I could scarce restrain a smile. I imagined Mary wearing anything the sick man would be likely leave behind him. I thought sure his wits were leaving him. But he went on:
“Put your arm up the chimney yonder. You’ll have to pull out the sacking. Don’t be afraid of soot. It’s little enough there’s in that flue. Your right arm, and feel on the left side.”
Wondering greatly, I did as I was bid, and felt my groping fingers touch what I rightly guessed to be the handle of a box. It was a rare weight, but I got the case down and took it to the bed-side. Mr. Turner, with trembling hands, undid the collar of his shirt, and took from a thin chain around his neck a small key.

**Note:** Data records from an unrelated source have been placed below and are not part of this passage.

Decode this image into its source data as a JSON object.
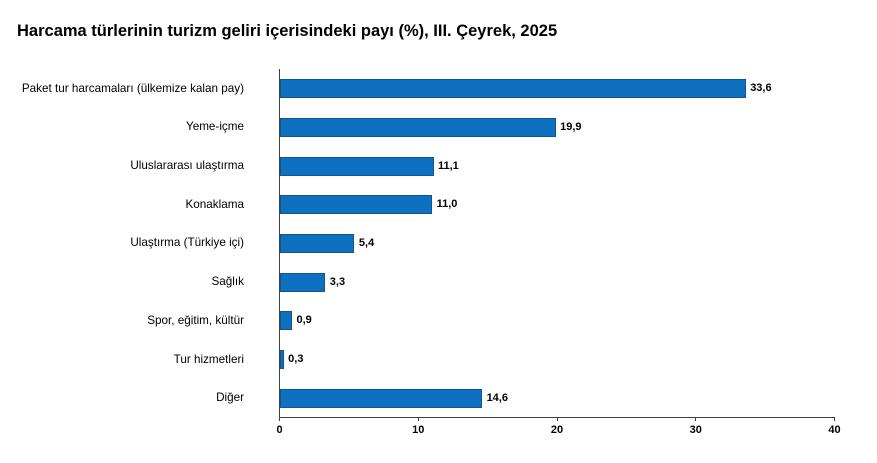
{
  "title": "Harcama türlerinin turizm geliri içerisindeki payı (%), III. Çeyrek, 2025",
  "chart_data": {
    "type": "bar",
    "orientation": "horizontal",
    "title": "Harcama türlerinin turizm geliri içerisindeki payı (%), III. Çeyrek, 2025",
    "categories": [
      "Paket tur harcamaları (ülkemize kalan pay)",
      "Yeme-içme",
      "Uluslararası ulaştırma",
      "Konaklama",
      "Ulaştırma (Türkiye içi)",
      "Sağlık",
      "Spor, eğitim, kültür",
      "Tur hizmetleri",
      "Diğer"
    ],
    "values": [
      33.6,
      19.9,
      11.1,
      11.0,
      5.4,
      3.3,
      0.9,
      0.3,
      14.6
    ],
    "value_labels": [
      "33,6",
      "19,9",
      "11,1",
      "11,0",
      "5,4",
      "3,3",
      "0,9",
      "0,3",
      "14,6"
    ],
    "xlabel": "",
    "ylabel": "",
    "xlim": [
      0,
      40
    ],
    "x_ticks": [
      0,
      10,
      20,
      30,
      40
    ],
    "x_tick_labels": [
      "0",
      "10",
      "20",
      "30",
      "40"
    ],
    "grid": false,
    "legend": false,
    "bar_color": "#0d70c0",
    "bar_border_color": "#14548c",
    "axis_color": "#404040",
    "background_color": "#ffffff"
  }
}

“Now, listen,” he said, “and as you value your peace hereafter keep the charge I commit to you. You’re young, Abel, and I’ve not known you long. But I think I can trust you. I am about to tell you what has never before passed my lips. I know you have wondered often who I am, and why I have lived this lonely and wretched life. It’s a sad, sad tale—a tale of sin and shame and sorrow but maybe I shall be the easier for the telling of it, and there’s that to be done which must be done if it can be done There’s retribution to be made if it can be made, and yours must be the hands to do it.”
Now it must not be supposed that all this was spoken straight off, as I have written it. It was almost gasped out, and the cold, clammy sweat stood on the poor man’s brow as the words came feebly forth from his pallid lips.
“You know me, as all about here know me, and have known me ever since, some twenty long years ago, I came to dwell, to drag out my weary years rather, in this wretched haunt in this cold, bleak, inhospitable moor—known me as Mr. Turner, the mad hermit. But that is not my name—it is Garside, the Reverend James Garside, for I am a deacon, duly presented and admitted, of the Established Church. Aye, you may well start and stare. My father was a manufacturer in Manchester. His name, too, was James. I tell you this because you may need all the particulars I can furnish. He died when I was in my second year, leaving my mother in circumstances more than comfortable, I their only child. She was but young when my father left her a widow—he was her senior by many years. She never married again, but devoted her life to the upbringing of her unworthy son. My God! my God! how have I repaid that wealth of love so unstintingly lavished upon me. She could scarce bear me out of her sight, and as I grew older rejected the counsel of her few friends that I should be sent to the Grammar School. I must have a tutor, and be taught at home.